Apelos a Lugansk e Donetsk

As autoridades da República Popular de Donetsk, uma das duas entidades separatistas pró-Rússia em Donbass, acusaram o exército ucraniano de abrir fogo “30 vezes” em seu território hoje. Um porta-voz da milícia separatista, citando a TASS, disse que os ucranianos dispararam contra artilharia, morteiros e tanques. Em seguida, os líderes separatistas em Donetsk ordenaram a evacuação de civis para a Rússia, enquanto o chefe da República Popular de Lugansk, segundo a TASS, convocou “todos os homens” a pegar em armas para defender a entidade separatista na Ucrânia.

Putin: “A situação está piorando no Donbass”

Paralelamente à escalada das tensões, o presidente russo Putin denunciou o “agravamento” da situação nas terras do Donbass, no leste da Ucrânia. A notícia foi divulgada pela agência russa Interfax. Além disso, segundo Putin, os ocidentais encontrarão uma “desculpa” para impor sanções à Rússia.

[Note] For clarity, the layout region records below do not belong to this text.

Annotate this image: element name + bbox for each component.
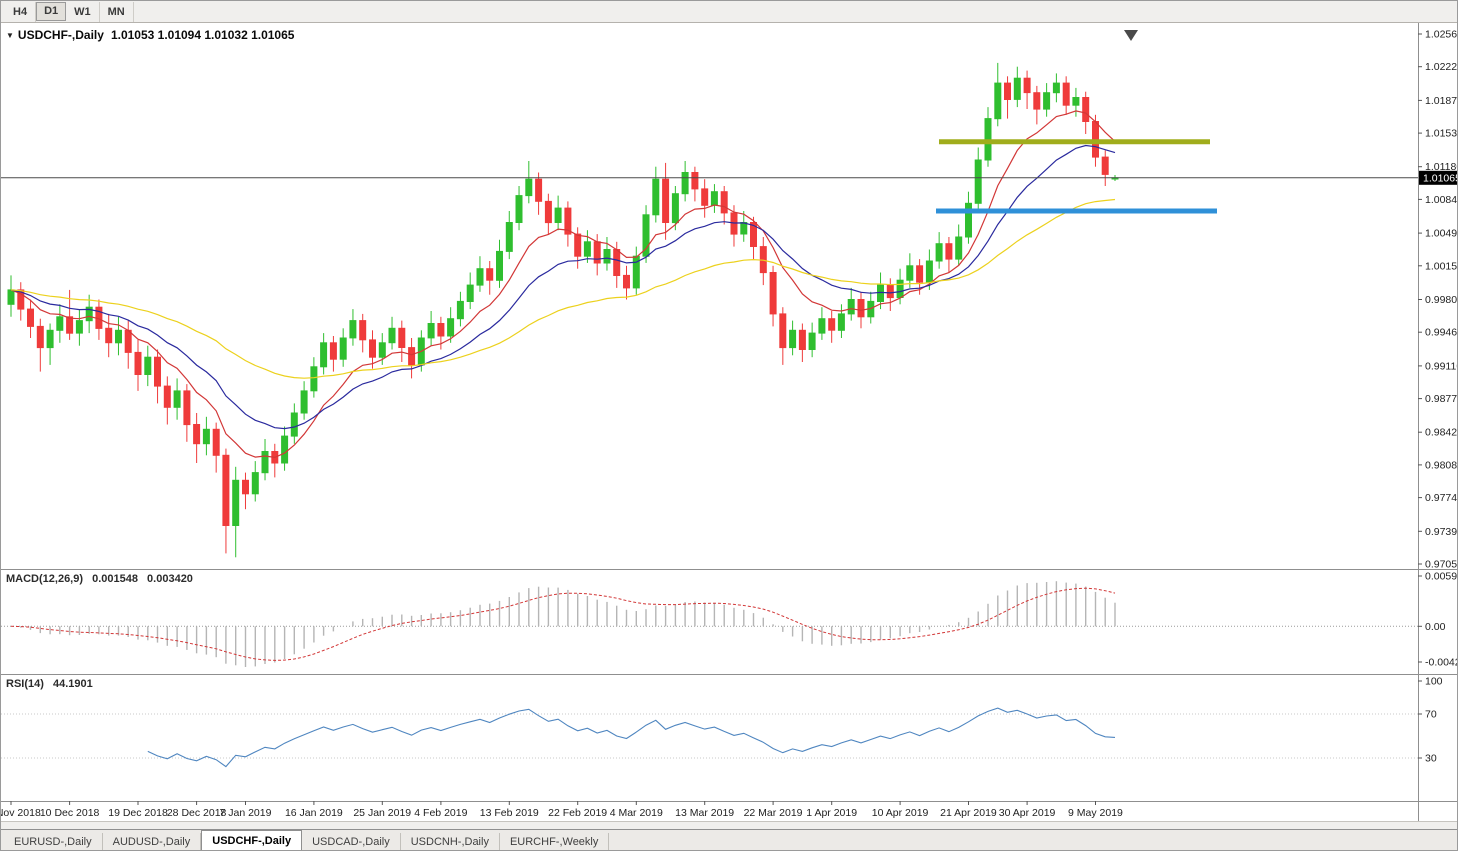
price-axis-label: 1.01870 (1425, 95, 1458, 107)
bid-price-badge-label: 1.01065 (1423, 173, 1458, 185)
date-label: 22 Mar 2019 (744, 807, 803, 819)
chart-tab-eurusd-daily[interactable]: EURUSD-,Daily (4, 833, 103, 850)
chart-tab-usdchf-daily[interactable]: USDCHF-,Daily (201, 830, 303, 850)
chart-tab-bar: EURUSD-,Daily AUDUSD-,Daily USDCHF-,Daily U… (1, 829, 1457, 850)
timeframe-button-h4[interactable]: H4 (5, 1, 37, 22)
price-axis-label: 1.02560 (1425, 29, 1458, 41)
chart-tab-usdcnh-daily[interactable]: USDCNH-,Daily (401, 833, 500, 850)
price-axis-label: 1.01530 (1425, 128, 1458, 140)
symbol-period-title: USDCHF-,Daily (17, 28, 104, 42)
rsi-name: RSI(14) (6, 678, 44, 690)
date-label: 25 Jan 2019 (353, 807, 411, 819)
timeframe-button-w1[interactable]: W1 (66, 1, 100, 22)
rsi-line (147, 707, 1116, 768)
date-label: 22 Feb 2019 (548, 807, 607, 819)
rsi-axis-label: 30 (1425, 753, 1437, 765)
chart-tab-usdcad-daily[interactable]: USDCAD-,Daily (302, 833, 401, 850)
price-axis-label: 1.02220 (1425, 61, 1458, 73)
rsi-value: 44.1901 (52, 678, 93, 690)
chart-collapse-arrow-icon[interactable]: ▼ (6, 30, 14, 40)
chart-shift-marker-icon[interactable] (1124, 30, 1138, 41)
chart-title: ▼ USDCHF-,Daily 1.01053 1.01094 1.01032 … (6, 28, 294, 42)
ma-mid-navy (10, 144, 1116, 430)
macd-axis-label: -0.00424 (1425, 657, 1458, 669)
macd-indicator-label: MACD(12,26,9) 0.001548 0.003420 (6, 573, 193, 585)
timeframe-button-d1[interactable]: D1 (36, 2, 67, 21)
timeframe-button-mn[interactable]: MN (100, 1, 134, 22)
date-label: 4 Feb 2019 (414, 807, 467, 819)
rsi-axis[interactable]: 100 70 30 (1418, 676, 1443, 765)
ma-slow-yellow (10, 198, 1116, 379)
rsi-axis-label: 100 (1425, 676, 1443, 688)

Putin se reuniu com o Conselho de Segurança Nacional

Presidente russo Presidente russo Vladimir Putin Ele se reuniu e discutiu com membros do Conselho de Segurança Nacional “tensões crescentes” na fronteira com a Ucrânia, argumentando que estas são “em grande parte causadas pelo exterior”. Durante a reunião, foram discutidas novamente as garantias de segurança solicitadas pela Rússia e fornecidas aos Estados Unidos e seus aliados, que serão os tópicos de discussão nas próximas conversas com as partes correspondentes, incluindo a reunião com o presidente italiano. Mario Draghi E o presidente russo. O Kremlin também revelou “grave preocupação” com os confrontos em andamento no leste da Ucrânia. Ao mesmo tempo, a Rússia anunciou que amanhã, sob a supervisão do Presidente Putin, implementará novas lições Envolvendo lançamentos de mísseis balísticos e de cruzeiro, que incluirão a Força Aérea, Distrito Militar do Sul, Forças de Mísseis Estratégicos, Mar Negro e Frotas do Norte.

Ucrânia nega retirada das forças russas

“Não há retirada em andamento, pelo contrário, há um movimento de forças e meios”, disse o ministro da Defesa ucraniano. Oleksiy ReznikovNo Parlamento: “Monitoramos as unidades russas e no momento as estamos gravando”. 129 mil Os soldados são do componente terrestre, enquanto os componentes da unidade naval e aérea somaram seu número para alcançar o destacamento de cerca de 149.000 homens.”

Troca de acusações entre o exército e os separatistas

Hoje, o Ministério da Defesa ucraniano anunciou que registrou 60 violações do cessar-fogo por separatistas pró-Rússia na região de Donbass durante as últimas 24 horas. O ministério acrescentou que um soldado foi ferido. Enquanto isso, separatistas pró-Rússia na chamada República de Luhansk, no leste da Ucrânia, acusaram as forças do governo de atacá-los novamente esta manhã com morteiros. Como resultado, e neste contexto, as crescentes acusações mútuas de graves violações do cessar-fogo entre o exército regular e os separatistas, que alimentam os temores de uma provocação queescalação Exército.